Saturday, February 02, 2013

Professor John McAneney, the director of Risk Frontiers: "This whole thing about climate change being responsible for an increase in extreme weather, or natural disasters, is just a fiction really."

Climate change signals raining down but proof will take centuries | The Grenfell Record
Professor John McAneney, the director of Risk Frontiers, an independent research group funded mostly by the insurance industry, says that based on a database of natural hazard events in Australia, including some dating back to 1803, "there has been no increase in the frequency of natural hazard events since 1950".

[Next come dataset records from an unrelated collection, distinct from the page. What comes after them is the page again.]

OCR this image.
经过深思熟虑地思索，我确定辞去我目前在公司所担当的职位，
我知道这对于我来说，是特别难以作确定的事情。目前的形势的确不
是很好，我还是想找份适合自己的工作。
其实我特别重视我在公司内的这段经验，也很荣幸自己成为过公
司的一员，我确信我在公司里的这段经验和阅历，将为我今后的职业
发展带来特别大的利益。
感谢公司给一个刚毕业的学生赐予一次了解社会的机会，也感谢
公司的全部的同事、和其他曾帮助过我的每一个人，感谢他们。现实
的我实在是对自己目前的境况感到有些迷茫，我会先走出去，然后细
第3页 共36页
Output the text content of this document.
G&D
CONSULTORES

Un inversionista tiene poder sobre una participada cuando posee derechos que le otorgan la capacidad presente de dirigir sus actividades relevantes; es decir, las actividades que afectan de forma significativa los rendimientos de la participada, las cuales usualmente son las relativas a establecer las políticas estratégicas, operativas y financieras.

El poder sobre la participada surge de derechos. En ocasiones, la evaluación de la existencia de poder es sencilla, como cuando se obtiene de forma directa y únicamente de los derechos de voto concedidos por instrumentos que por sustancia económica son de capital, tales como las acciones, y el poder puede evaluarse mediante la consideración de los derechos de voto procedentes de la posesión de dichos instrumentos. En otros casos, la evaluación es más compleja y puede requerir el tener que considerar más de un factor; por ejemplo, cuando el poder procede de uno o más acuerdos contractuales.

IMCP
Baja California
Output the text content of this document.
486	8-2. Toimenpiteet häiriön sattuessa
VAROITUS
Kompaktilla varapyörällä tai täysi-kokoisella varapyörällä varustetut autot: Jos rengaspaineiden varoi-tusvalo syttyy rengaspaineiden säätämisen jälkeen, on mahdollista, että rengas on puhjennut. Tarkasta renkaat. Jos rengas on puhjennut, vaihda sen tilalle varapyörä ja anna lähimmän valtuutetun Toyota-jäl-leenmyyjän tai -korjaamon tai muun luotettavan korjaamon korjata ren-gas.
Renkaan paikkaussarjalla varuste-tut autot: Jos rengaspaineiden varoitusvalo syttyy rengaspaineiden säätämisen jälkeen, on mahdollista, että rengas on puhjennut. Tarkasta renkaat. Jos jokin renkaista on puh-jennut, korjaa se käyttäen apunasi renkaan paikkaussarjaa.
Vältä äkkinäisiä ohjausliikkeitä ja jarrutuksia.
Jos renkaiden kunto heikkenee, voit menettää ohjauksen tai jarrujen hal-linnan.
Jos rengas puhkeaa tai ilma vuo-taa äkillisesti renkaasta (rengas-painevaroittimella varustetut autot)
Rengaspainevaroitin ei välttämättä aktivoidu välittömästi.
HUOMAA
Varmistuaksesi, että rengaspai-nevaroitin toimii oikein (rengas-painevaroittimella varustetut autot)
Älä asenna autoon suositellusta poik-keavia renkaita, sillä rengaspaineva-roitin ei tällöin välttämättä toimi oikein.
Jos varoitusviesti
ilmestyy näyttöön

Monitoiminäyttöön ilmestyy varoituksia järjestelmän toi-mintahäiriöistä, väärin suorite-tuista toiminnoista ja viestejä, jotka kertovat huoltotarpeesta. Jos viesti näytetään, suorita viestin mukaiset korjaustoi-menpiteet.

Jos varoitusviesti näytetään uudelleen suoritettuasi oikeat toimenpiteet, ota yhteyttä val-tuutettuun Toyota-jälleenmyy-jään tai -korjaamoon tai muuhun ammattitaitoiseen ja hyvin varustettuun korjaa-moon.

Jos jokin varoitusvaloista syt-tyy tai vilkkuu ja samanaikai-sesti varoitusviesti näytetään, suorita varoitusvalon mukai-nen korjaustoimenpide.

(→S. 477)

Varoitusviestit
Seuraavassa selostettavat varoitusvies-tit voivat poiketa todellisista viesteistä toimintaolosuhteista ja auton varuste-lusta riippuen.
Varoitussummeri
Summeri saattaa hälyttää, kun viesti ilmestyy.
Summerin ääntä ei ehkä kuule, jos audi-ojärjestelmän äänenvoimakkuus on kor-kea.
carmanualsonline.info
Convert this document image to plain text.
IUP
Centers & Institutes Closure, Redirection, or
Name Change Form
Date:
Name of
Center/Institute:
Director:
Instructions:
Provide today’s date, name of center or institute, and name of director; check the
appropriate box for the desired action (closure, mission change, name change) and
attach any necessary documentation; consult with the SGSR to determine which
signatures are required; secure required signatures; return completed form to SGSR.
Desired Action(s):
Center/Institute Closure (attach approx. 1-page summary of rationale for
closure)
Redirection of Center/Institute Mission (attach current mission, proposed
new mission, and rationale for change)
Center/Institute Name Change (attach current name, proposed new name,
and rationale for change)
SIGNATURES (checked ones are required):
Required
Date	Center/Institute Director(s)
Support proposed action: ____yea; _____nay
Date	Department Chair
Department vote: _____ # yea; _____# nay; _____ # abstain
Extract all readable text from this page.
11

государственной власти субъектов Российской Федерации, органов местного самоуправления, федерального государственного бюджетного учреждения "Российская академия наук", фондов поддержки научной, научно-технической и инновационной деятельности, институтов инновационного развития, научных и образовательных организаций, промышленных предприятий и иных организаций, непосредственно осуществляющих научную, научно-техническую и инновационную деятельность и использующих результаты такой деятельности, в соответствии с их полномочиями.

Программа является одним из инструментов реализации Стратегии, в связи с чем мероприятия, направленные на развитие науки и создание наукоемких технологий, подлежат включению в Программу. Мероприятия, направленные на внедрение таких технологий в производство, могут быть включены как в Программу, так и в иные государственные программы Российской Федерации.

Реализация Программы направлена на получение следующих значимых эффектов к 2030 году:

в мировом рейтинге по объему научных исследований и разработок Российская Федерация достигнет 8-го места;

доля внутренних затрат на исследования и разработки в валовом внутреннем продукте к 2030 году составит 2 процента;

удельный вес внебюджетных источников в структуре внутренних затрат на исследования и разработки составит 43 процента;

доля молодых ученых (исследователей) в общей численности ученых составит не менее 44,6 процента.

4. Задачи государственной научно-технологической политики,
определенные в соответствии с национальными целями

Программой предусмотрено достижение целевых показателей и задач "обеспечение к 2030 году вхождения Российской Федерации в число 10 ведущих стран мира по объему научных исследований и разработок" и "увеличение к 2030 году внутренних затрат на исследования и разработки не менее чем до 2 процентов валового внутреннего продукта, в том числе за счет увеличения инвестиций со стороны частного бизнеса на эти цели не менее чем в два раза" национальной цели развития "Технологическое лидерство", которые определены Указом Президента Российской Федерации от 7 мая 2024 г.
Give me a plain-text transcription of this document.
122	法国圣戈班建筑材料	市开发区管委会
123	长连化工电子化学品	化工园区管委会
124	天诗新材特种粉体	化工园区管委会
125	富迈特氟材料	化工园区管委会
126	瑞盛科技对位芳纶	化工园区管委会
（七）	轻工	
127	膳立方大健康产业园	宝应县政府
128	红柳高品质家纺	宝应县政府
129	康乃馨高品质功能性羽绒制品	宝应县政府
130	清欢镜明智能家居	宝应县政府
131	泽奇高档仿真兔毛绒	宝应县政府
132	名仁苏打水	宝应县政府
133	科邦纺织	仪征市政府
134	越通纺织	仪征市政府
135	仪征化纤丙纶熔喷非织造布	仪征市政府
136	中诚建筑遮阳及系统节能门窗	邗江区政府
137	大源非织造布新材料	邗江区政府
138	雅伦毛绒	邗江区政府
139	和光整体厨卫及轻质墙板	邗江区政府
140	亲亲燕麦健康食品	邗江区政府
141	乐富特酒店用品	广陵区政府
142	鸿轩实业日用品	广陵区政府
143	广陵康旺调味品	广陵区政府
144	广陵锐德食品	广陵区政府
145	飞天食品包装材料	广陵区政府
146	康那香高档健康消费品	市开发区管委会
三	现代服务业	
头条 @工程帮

But what of the spiralling insurance claims in the wake of hailstorms, floods, cyclones (think Yasi at $1.4 billion) and bushfires ($4 billion for Victoria's Black Saturday firestorms)?

"What we can see very clearly is that when this dataset … is corrected for the increases in numbers of buildings at risk and their value, no long term trend remains," Professor McAneney said.

''It is indisputable that the rising toll of natural disasters is due to more people and assets at risk."

He said US hurricane modelling to identify a signal climate change is contributing to storm strength suggests it could be a while before the data is definitive. Averaging 18 different climate models, "it's going to take 260 years", he said.

"This whole thing about climate change being responsible for an increase in extreme weather, or natural disasters, is just a fiction really."